KernelBuilder &grid_divisors(TypedExpr<uint32_t> x, TypedExpr<uint32_t> y = 1, TypedExpr<uint32_t> z = 1)

Set the grid size for this kernel (i.e., number of thread blocks along each direction) by dividing the problem_size by the given divisors. For example, if the problem size is (100, 100) and the divisors are (5, 15) then the grid size will be (20, 7).

Parameters:
  • x – Grid divisor along X.

  • y – Grid divisor along Y.

  • z – Grid divisor along Z.

Returns:

this

KernelBuilder &shared_memory(TypedExpr<uint32_t> smem)

Set the amount of shared memory in bytes.

Returns:

this

KernelBuilder &define(std::string name, TypedExpr<std::string> value)

Add a preprocessor variable definition with the provided name and value.

Returns:

this

KernelBuilder &include_header(KernelSource source)

Add a header files that must be preincluded during compilation.

Returns:

this.

template<typename ...Ts>
inline KernelBuilder &template_args(TypedExpr<TemplateArg> first, Ts&&... rest)

Add one or more template arguments. Each argument must be convertible to an instance of TemplateArg.

Returns:

this

template<typename ...Ts>
inline KernelBuilder &template_types()

Add one or more types Ts... as template arguments to this kernel.

Short-hand for:

builder.template_args(type_of<Ts>()...);
Returns:

this

template<typename T>
inline KernelBuilder &template_type()

Add type T as a template argument to this kernel.

Short-hand for:

builder.template_arg(type_of<T>());
Returns:

this

template<typename ...Ts>
inline KernelBuilder &compiler_flags(TypedExpr<std::string> first, Ts&&... rest)

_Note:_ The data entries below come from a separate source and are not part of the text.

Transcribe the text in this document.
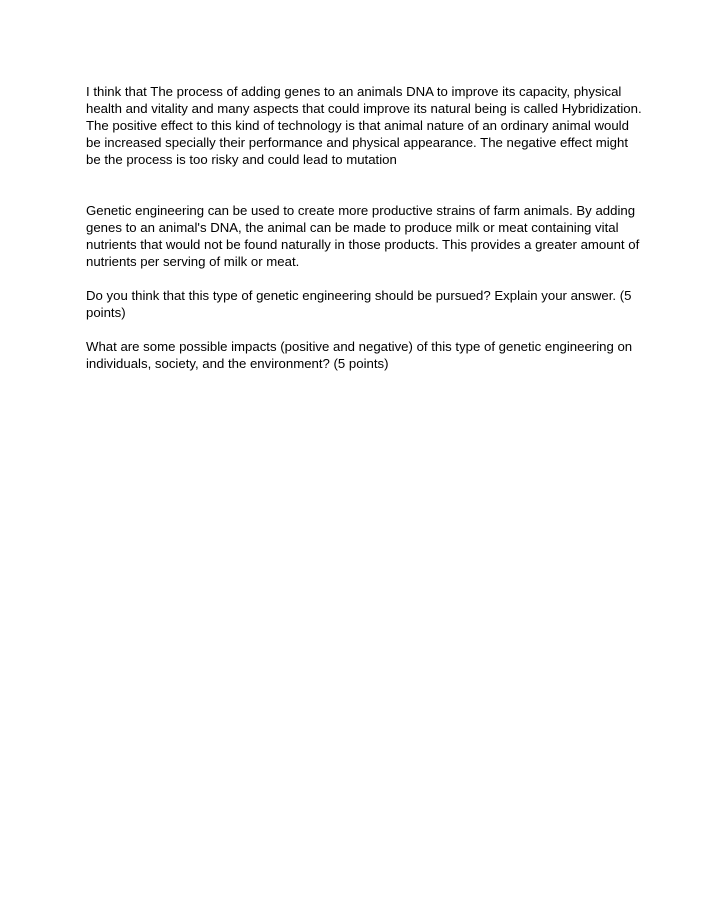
I think that The process of adding genes to an animals DNA to improve its capacity, physical health and vitality and many aspects that could improve its natural being is called Hybridization. The positive effect to this kind of technology is that animal nature of an ordinary animal would be increased specially their performance and physical appearance. The negative effect might be the process is too risky and could lead to mutation

Genetic engineering can be used to create more productive strains of farm animals. By adding genes to an animal's DNA, the animal can be made to produce milk or meat containing vital nutrients that would not be found naturally in those products. This provides a greater amount of nutrients per serving of milk or meat.

Do you think that this type of genetic engineering should be pursued? Explain your answer. (5 points)

What are some possible impacts (positive and negative) of this type of genetic engineering on individuals, society, and the environment? (5 points)
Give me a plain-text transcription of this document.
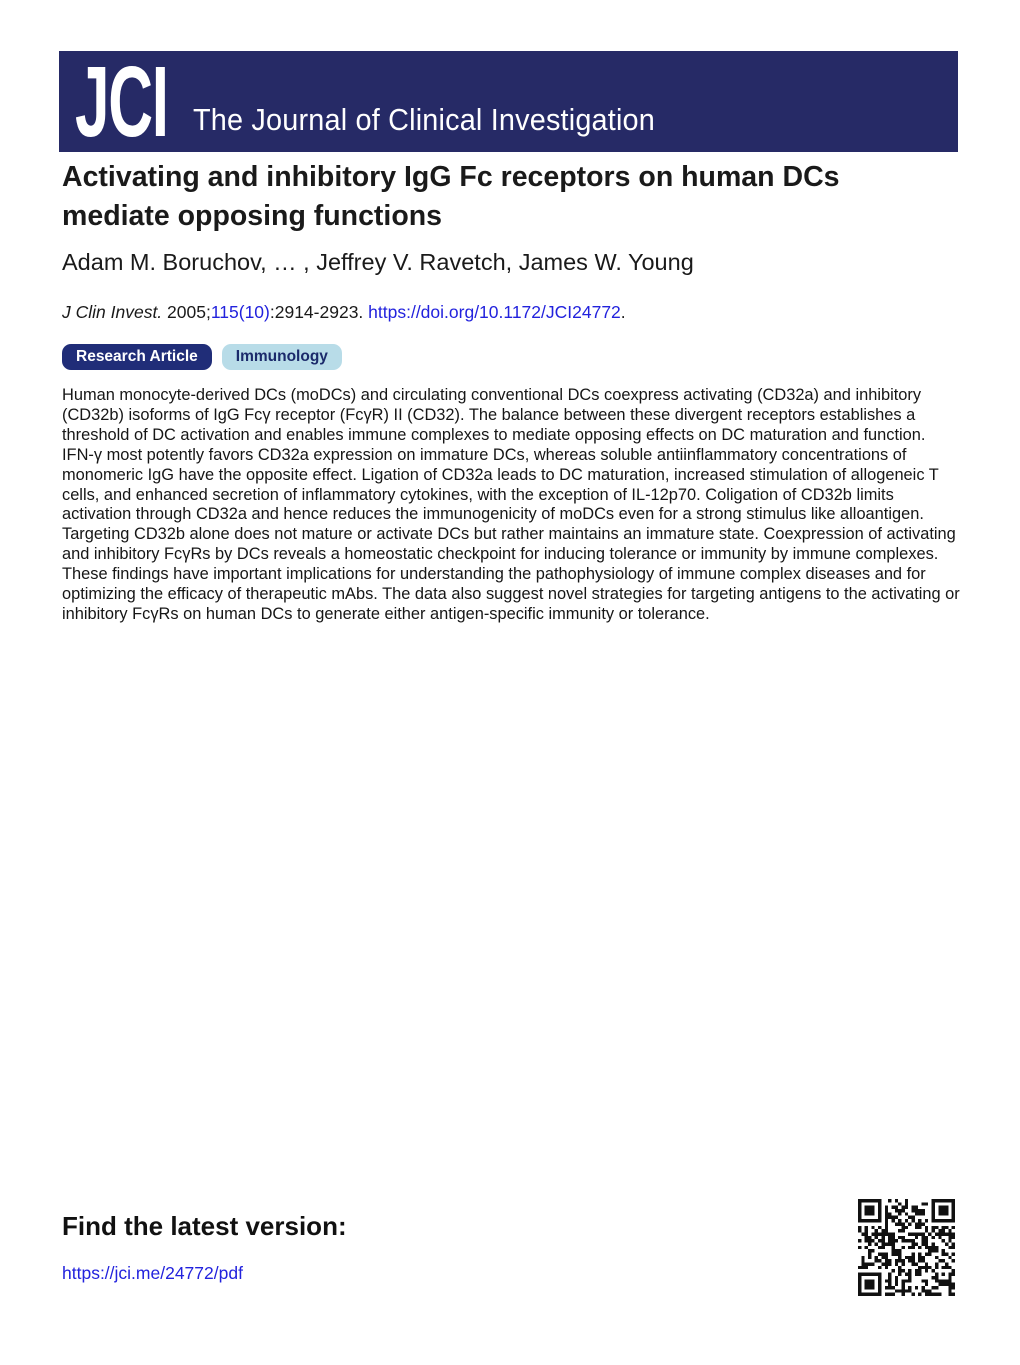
JCI The Journal of Clinical Investigation
Activating and inhibitory IgG Fc receptors on human DCs mediate opposing functions
Adam M. Boruchov, … , Jeffrey V. Ravetch, James W. Young
J Clin Invest. 2005;115(10):2914-2923. https://doi.org/10.1172/JCI24772.
Research Article	Immunology

Human monocyte-derived DCs (moDCs) and circulating conventional DCs coexpress activating (CD32a) and inhibitory (CD32b) isoforms of IgG Fcγ receptor (FcγR) II (CD32). The balance between these divergent receptors establishes a threshold of DC activation and enables immune complexes to mediate opposing effects on DC maturation and function. IFN-γ most potently favors CD32a expression on immature DCs, whereas soluble antiinflammatory concentrations of monomeric IgG have the opposite effect. Ligation of CD32a leads to DC maturation, increased stimulation of allogeneic T cells, and enhanced secretion of inflammatory cytokines, with the exception of IL-12p70. Coligation of CD32b limits activation through CD32a and hence reduces the immunogenicity of moDCs even for a strong stimulus like alloantigen. Targeting CD32b alone does not mature or activate DCs but rather maintains an immature state. Coexpression of activating and inhibitory FcγRs by DCs reveals a homeostatic checkpoint for inducing tolerance or immunity by immune complexes. These findings have important implications for understanding the pathophysiology of immune complex diseases and for optimizing the efficacy of therapeutic mAbs. The data also suggest novel strategies for targeting antigens to the activating or inhibitory FcγRs on human DCs to generate either antigen-specific immunity or tolerance.

Find the latest version:
https://jci.me/24772/pdf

Add one ore more compilation flags that will be passed to the compiler. Each argument must be convertible to a string.

Returns:

this

inline std::array<TypedExpr<uint32_t>, 3> tune_block_size(std::vector<uint32_t> xs, std::vector<uint32_t> ys = {1u}, std::vector<uint32_t> zs = {1u})

Short-hand for:

builder.block_size(
     builder.tune("BLOCK_SIZE_X", xs),
     builder.tune("BLOCK_SIZE_Y", ys),
     builder.tune("BLOCK_SIZE_Z", zs));
template<typename T = Value>
inline TypedExpr<T> tune_define(std::string name, std::vector<T> values)

Short-hand for

builder.define(name, builder.tune(name, values));
KernelInstance compile(const Config &config, const std::vector<TypeInfo> &param_types, const ICompiler &compiler = default_compiler(), CudaContextHandle ctx = CudaContextHandle::current()) const

Compile an instance of this kernel using the given configuration.

Parameters:
  • config – The configuration.

  • param_types – The types of the parameters of this kernel.

  • compiler – The CUDA compiler to use.

  • ctx – The CUDA context for this CUDA kernel.

Returns:

inline const std::string &kernel_name() const

Returns the function name of this kernel.

inline const std::string &tuning_key() const

Returns the tuning key for this kernel.